Burjuva-feodal milliyetçiliğinin (defalarca yaşanan acı ve uygulamaya rağmen) tarihten ders almamakta hayli kararlı iki lideri, Barzani ve Talabani, kah biri kah diğeri, bugünlerde Habur sınır kapısından geçerek önce Ankara’ya, oradan da emperyalist metropollere uğramakta, utanç verici diplomasi örnekleri sergileyerek; çözüm dilenmektedirler.

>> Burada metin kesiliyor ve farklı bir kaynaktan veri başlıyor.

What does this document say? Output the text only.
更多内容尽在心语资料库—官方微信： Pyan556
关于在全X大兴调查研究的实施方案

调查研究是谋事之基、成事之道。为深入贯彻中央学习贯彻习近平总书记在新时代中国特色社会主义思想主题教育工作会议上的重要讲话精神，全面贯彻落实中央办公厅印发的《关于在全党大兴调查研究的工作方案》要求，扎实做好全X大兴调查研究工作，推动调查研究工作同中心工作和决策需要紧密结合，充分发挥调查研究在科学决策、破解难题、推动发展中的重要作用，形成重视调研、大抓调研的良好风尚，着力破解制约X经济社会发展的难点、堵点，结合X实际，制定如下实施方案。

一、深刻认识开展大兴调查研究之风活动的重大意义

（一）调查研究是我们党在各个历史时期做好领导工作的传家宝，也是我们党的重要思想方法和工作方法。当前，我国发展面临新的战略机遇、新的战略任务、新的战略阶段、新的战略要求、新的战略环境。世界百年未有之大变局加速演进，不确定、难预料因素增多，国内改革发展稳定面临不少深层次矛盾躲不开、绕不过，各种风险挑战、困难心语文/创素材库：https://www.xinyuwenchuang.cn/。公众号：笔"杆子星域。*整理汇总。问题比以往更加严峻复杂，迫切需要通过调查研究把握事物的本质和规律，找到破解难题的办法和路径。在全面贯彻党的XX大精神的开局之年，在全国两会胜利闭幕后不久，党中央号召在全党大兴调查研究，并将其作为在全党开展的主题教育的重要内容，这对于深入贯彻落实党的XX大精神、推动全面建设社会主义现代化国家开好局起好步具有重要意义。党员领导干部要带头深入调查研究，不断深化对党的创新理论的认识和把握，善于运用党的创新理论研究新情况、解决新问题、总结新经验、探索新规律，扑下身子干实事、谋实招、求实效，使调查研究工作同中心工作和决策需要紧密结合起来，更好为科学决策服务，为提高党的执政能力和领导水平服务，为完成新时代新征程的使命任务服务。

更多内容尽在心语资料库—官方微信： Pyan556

Kürt halkını kölelik koşullarında tutan, bunun devamını isteyen emperyalist ve gerici devletlere, düşündükleri türden bir vesayete bugün çok daha yatkın olduklarını, uygulamayı tasarladıkları plan ve politikalara dayanak olmaya hazır olduklarını anlatmaktadır.

Emperyalist strateji ve politikaların aleti olmak için her türlü yola başvuran Iraklı Kürt liderler, bağımsızlığa ilişkin en küçük bir talepte bulunmuyorlar. Feodal-burjuva konumlarına uygun olarak mevcut devletlerin üniter yapısına hiç bir itirazlarının olmadığını, bağımsızlıktan yana hareketleri, örneğin PKK’yı tasvip etmediklerini, tek isteklerinin güdük bir “otonomi” olduğunu ileri sürüyorlar.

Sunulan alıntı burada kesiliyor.